Some significant bodies believe that infant industry protection and bans on imports into developing countries would help to stimulate their economies, but history is littered with protectionist folly. Import substitution policies insulate local manufacturers and producers from competition, so local consumers consequently pay inflated prices for lower-quality goods while the local industry is unable to sell in international markets. We understand that free trade cannot happen immediately, but we are committed to working towards genuine free and fairer trade for developing countries, especially through the transition period.

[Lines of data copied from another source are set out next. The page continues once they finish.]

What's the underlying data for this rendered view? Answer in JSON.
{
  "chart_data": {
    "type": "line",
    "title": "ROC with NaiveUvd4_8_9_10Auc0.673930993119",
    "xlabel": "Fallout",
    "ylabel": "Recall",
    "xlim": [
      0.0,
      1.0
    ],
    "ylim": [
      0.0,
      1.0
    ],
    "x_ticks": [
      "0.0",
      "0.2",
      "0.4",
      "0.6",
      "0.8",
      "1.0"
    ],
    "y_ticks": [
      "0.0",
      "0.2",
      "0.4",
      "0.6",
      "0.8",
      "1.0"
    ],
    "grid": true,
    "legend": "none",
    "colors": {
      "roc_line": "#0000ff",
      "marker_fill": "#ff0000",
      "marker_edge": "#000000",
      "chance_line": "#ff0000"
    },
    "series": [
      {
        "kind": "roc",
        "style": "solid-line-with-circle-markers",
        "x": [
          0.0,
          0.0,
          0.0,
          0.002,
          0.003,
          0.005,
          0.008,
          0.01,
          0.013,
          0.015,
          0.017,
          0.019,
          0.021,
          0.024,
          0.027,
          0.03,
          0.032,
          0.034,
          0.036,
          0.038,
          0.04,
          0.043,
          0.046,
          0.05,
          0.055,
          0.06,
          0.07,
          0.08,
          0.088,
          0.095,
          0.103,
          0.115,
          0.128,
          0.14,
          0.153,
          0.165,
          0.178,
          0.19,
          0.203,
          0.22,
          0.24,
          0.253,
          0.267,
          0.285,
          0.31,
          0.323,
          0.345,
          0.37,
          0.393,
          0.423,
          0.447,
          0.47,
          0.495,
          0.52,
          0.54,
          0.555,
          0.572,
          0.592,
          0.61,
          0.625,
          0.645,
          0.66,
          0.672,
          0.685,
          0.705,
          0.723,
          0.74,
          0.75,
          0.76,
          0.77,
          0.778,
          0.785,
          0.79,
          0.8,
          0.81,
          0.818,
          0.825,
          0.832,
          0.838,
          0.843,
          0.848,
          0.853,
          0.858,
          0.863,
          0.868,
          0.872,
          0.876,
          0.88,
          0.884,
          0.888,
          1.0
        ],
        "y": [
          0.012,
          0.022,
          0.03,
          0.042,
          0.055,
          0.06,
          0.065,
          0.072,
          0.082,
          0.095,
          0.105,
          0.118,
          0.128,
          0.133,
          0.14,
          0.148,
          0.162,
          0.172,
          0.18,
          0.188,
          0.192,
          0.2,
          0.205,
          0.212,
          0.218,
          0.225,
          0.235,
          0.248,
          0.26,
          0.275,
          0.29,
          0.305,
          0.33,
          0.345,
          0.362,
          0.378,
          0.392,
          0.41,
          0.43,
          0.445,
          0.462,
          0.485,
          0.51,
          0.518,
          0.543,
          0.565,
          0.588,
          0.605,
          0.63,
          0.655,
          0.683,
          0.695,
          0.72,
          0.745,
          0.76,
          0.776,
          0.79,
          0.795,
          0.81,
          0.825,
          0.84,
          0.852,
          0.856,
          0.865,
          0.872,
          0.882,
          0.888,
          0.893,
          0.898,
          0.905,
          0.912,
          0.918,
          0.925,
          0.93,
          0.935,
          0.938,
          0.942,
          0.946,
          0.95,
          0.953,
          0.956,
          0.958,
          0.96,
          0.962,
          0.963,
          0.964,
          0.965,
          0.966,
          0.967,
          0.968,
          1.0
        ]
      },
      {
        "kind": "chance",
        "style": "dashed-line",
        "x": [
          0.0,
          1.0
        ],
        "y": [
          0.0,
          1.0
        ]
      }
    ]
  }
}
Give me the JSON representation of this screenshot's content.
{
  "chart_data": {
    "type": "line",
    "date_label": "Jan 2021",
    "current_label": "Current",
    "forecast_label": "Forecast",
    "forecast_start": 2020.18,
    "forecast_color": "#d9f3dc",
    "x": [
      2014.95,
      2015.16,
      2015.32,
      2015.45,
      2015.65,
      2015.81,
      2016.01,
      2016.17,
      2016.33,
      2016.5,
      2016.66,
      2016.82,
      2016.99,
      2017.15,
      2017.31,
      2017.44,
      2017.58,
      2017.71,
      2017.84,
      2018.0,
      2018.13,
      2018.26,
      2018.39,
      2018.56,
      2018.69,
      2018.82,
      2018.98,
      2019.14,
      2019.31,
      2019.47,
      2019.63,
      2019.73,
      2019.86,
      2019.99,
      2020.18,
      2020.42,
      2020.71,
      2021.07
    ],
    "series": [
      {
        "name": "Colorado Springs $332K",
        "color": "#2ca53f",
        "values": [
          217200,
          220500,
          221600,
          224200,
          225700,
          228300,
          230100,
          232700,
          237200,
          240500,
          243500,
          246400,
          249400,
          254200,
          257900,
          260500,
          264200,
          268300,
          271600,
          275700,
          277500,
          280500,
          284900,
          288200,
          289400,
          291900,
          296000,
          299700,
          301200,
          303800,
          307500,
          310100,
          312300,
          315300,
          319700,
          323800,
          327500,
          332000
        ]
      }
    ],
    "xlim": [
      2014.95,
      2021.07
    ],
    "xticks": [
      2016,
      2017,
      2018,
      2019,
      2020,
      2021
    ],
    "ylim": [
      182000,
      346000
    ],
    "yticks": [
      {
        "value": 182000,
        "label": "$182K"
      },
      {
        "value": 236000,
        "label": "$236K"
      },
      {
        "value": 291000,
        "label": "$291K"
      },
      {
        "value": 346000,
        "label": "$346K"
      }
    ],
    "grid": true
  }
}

My hon. Friend the Member for Eddisbury (Mr. O'Brien) made a knowledgeable speech in which he highlighted the fact that tackling preventable diseases such as malaria, tuberculosis and HIV and educating and training Africans in health care are essential if we are to end poverty. Disease hinders economic activity. Both my hon. Friend the Member for South-West Surrey (Mr. Hunt), in a moving and intelligent speech, and my hon. Friend the Member for Mid-Bedfordshire (Mrs. Dorries), in a powerful contribution that was allied to personal experience, rightly highlighted the necessity to alleviate HIV/AIDS in Africa.

Many hon. Members rightly highlighted the importance of education, as it is the cornerstone for an economically prosperous society. We welcome the progress made so far, in particular the removal of school fees in Kenya, Uganda and Tanzania, but much more remains to be done.

Historically, African Governments have suffered from a lack of accountability and a lack of institutions to facilitate a pluralistic civil society, as well as endemic corruption. That has led to chronic political instability and regressive economic performance, impoverishing many millions of Africans. Corrupt leadership, combined with a history of human rights abuses, inter-ethnic rivalries and, more recently, the HIV pandemic,
30 Jun 2005 : Column 1539
have left many parts of Africa lagging behind the rest of the world in creating markets, stable societies, trading and improving the macro and micro-economic well-being of its citizens. The developed world is morally right to, and must, assist, but ultimately the solutions and resolution lie with Africa itself.